Lâ havle ve lâ kuvvete illâ billâhil aliyyil azîm

Neler ile uğraşıyorum, uğraşmak zorunda kalıyorum…
İster inan ister inanma…
Yardım dilemem, dilenmem…
AMAAA(!)
Aklına gelebilecek her şeyin üstesinden kendim kalkmaya çalışırım.

Bak ağaç…
Adam yok, parasıyla adam yok. Kendim keseceğim her halde…
Tabii özel, uzman bir şirkete gidebilirim…
Seve seve gelirler…
Ancak durum, vaziyet Tayyipistan benzeri. Önümü göremiyorum, ne olacak hiç belli değil…
Devlet ile maliye ile dans edilmez!

Tamam mı devam mı, iflas mı selamete çıkmak mı?
Her türlü seçenek ve her türlüsü olma ihtimali var, Allah korusun, Rabbim beni de cümlemizi de selamete çıkarsın.

Yarına…
Ya komalık veya hastanelik olabilirim, bu GARANTI…
Bir dolap, yerinden kıpırdamıyor. Garaja taşınması lazım, üşenmeyeceğim komple sökeceğim dolabı…
Yok çaresi, belki parça parça taşıyabilirim. Sorun bir kat yukarı, çok büyük bir sorun benim için merdivenler.
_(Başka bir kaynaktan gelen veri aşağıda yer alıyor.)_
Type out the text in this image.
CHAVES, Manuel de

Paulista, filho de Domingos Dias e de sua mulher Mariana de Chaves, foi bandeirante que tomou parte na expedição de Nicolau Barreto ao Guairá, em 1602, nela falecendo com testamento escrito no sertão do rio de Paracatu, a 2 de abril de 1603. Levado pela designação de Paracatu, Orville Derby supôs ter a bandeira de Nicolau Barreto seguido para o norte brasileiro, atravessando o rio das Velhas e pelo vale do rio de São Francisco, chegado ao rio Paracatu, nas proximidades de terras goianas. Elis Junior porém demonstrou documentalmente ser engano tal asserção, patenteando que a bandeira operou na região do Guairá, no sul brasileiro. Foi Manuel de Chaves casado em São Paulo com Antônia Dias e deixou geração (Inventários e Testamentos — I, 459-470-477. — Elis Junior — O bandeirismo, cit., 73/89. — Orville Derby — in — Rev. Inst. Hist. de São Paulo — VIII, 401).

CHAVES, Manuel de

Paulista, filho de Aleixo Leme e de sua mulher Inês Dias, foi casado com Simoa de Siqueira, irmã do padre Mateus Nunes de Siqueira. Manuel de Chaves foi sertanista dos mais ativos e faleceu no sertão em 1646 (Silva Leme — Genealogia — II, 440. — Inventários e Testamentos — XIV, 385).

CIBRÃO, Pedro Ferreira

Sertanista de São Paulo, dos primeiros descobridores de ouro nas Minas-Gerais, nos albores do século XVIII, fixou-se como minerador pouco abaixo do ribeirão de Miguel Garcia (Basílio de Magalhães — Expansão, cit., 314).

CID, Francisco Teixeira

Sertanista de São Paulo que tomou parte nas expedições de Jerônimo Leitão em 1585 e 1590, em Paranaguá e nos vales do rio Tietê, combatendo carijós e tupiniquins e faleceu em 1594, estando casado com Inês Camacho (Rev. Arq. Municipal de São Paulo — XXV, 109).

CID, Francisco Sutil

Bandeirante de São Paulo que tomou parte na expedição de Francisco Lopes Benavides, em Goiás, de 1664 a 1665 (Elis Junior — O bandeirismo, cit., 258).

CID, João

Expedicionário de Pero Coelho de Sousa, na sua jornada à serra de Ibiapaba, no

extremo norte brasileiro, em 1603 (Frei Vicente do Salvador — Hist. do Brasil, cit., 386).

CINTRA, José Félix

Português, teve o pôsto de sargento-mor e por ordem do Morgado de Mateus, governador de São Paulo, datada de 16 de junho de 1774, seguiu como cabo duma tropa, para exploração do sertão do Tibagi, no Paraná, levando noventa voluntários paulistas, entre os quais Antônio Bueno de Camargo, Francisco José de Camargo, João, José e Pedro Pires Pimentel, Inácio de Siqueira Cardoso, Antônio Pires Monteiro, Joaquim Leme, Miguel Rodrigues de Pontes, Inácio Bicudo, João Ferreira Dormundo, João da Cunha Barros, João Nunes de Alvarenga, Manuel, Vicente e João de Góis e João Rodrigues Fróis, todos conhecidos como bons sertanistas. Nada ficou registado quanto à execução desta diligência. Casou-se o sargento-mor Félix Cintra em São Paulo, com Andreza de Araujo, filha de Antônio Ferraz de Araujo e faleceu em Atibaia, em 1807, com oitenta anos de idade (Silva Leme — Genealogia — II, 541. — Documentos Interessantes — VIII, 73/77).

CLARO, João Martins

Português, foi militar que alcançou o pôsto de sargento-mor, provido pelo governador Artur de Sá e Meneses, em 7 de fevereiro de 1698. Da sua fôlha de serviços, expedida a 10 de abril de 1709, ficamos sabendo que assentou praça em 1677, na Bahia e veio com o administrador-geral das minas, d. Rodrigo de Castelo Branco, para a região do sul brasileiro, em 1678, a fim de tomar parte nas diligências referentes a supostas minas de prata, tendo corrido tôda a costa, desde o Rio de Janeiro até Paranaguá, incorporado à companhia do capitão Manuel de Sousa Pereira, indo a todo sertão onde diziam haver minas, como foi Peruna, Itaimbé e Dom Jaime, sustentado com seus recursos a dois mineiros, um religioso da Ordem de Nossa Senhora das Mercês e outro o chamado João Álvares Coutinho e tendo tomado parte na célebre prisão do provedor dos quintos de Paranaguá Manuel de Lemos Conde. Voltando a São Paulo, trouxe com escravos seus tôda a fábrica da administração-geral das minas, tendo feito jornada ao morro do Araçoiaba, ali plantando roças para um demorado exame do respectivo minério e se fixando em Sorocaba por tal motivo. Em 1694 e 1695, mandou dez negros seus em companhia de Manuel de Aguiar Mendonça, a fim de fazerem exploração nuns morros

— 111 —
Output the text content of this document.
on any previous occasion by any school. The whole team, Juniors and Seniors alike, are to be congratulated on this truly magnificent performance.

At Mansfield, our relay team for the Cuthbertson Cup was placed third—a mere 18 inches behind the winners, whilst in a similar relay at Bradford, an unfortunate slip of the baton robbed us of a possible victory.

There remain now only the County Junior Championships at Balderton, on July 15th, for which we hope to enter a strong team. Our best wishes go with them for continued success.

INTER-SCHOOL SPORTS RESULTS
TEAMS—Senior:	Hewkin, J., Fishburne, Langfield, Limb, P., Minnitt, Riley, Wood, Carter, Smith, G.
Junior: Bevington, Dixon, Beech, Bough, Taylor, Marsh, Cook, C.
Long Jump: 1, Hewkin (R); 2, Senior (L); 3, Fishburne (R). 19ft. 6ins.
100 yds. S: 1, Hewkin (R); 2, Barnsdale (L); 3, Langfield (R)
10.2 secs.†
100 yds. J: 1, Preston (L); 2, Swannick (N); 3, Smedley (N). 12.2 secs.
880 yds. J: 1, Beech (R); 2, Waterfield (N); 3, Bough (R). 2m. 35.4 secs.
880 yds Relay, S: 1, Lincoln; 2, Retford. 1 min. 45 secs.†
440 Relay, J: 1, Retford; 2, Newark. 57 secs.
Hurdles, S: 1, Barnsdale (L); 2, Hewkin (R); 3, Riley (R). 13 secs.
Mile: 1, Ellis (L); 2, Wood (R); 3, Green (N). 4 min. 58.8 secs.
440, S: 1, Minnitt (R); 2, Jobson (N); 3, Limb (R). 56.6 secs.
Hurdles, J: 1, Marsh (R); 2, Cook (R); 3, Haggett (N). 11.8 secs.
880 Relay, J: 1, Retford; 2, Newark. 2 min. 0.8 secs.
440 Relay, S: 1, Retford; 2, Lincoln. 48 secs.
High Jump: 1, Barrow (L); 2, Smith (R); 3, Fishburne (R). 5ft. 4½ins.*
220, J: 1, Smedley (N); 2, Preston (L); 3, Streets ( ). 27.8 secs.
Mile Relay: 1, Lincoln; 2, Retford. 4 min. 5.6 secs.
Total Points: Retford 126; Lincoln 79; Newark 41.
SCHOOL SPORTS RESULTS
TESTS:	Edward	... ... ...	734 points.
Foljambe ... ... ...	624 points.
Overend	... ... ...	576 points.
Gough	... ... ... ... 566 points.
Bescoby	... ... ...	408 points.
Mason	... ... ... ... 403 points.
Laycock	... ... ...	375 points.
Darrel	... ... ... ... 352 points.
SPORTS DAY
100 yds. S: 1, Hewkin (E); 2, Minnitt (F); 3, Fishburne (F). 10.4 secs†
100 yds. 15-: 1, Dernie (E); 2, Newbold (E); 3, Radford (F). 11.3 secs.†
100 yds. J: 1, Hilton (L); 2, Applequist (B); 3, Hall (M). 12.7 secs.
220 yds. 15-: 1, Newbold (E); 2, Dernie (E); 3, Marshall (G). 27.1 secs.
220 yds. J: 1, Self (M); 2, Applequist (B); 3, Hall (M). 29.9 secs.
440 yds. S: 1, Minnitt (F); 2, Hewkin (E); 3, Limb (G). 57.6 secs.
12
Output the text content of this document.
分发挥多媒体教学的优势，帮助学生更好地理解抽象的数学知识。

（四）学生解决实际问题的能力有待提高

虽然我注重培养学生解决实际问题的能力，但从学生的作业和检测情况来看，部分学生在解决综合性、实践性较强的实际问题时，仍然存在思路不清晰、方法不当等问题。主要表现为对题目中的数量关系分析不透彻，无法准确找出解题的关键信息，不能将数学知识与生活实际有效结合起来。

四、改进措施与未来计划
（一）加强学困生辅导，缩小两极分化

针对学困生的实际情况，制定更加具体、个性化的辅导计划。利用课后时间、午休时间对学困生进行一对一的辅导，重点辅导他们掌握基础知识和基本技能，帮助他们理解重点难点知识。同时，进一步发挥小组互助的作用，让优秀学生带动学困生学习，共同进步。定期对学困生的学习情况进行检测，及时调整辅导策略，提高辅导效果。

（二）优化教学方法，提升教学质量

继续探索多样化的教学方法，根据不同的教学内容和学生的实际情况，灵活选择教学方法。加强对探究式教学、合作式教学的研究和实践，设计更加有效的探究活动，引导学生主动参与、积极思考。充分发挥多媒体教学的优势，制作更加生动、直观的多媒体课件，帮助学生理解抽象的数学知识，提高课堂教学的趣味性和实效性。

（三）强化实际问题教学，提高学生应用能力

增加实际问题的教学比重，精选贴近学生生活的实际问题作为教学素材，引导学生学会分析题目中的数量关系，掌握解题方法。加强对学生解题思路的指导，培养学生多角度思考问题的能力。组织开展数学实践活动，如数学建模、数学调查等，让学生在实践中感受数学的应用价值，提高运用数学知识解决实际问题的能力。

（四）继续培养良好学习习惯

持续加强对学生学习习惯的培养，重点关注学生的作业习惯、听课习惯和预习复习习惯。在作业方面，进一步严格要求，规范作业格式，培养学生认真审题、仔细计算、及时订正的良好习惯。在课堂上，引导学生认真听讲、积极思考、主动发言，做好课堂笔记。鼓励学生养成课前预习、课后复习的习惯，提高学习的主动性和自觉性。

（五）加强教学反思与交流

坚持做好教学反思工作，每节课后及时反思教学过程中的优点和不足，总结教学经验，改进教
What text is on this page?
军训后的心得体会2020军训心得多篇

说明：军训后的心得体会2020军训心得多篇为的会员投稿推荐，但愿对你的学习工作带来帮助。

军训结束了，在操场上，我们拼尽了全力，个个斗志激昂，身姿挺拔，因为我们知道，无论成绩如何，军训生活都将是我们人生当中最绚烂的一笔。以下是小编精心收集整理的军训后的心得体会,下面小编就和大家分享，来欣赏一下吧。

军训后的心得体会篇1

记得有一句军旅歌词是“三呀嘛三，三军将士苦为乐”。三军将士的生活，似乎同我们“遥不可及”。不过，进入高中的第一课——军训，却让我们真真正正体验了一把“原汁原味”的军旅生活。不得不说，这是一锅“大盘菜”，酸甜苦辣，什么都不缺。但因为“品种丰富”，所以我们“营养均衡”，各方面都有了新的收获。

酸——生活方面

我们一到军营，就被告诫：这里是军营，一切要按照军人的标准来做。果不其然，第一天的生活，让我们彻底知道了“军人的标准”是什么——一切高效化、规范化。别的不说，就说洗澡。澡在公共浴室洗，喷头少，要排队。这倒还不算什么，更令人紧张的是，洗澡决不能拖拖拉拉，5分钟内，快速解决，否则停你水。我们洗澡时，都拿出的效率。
Hadi onu başardım diyelim, üç kapılı dolap…
En az yirmi metre daha taşınması lazım(!)

İkilisini…
İki kapılı olanı, tek başıma diğer odaya nakil ettim…
Sorun yok, her türlü tesicat var. Yılların birikimi ama merdivenler!!!

Kesin…
Ya koma ya hastane!

Gittim Ali’ye minibüsü var…
Eşyalarında taşınması lazım, benim araba ile olmaz. Diğer dolaplar…
Üç ayrı mekân, üç…
Bir şey söylemedim yarın için, aslında soracaktım bir saat kadar yardım edebilir misin diye…
Herifin kendine yok hayrı…
O da benim gibi “yalnız”. Bunca insan içinde YALNIZ…
“Ağabey senden bir şey isteyeceğim, ben çıkamıyorum!”
???
“Tavuklar bitlendi!”
?
“Bilmiyor muydun?”
Yok!

Tarif etti bir yeri, oradan bit için ilaç alacakmışım. Önder’in başka işi gücü yok nasılsa…
Gittim bit ilacı almaya…
😊
Her şeyde vardır bir hayır derler ya…
Çok hoşuma gitti, bir köpek kulübesi, haftaya gelecek bizim it, 120 Euro’ya!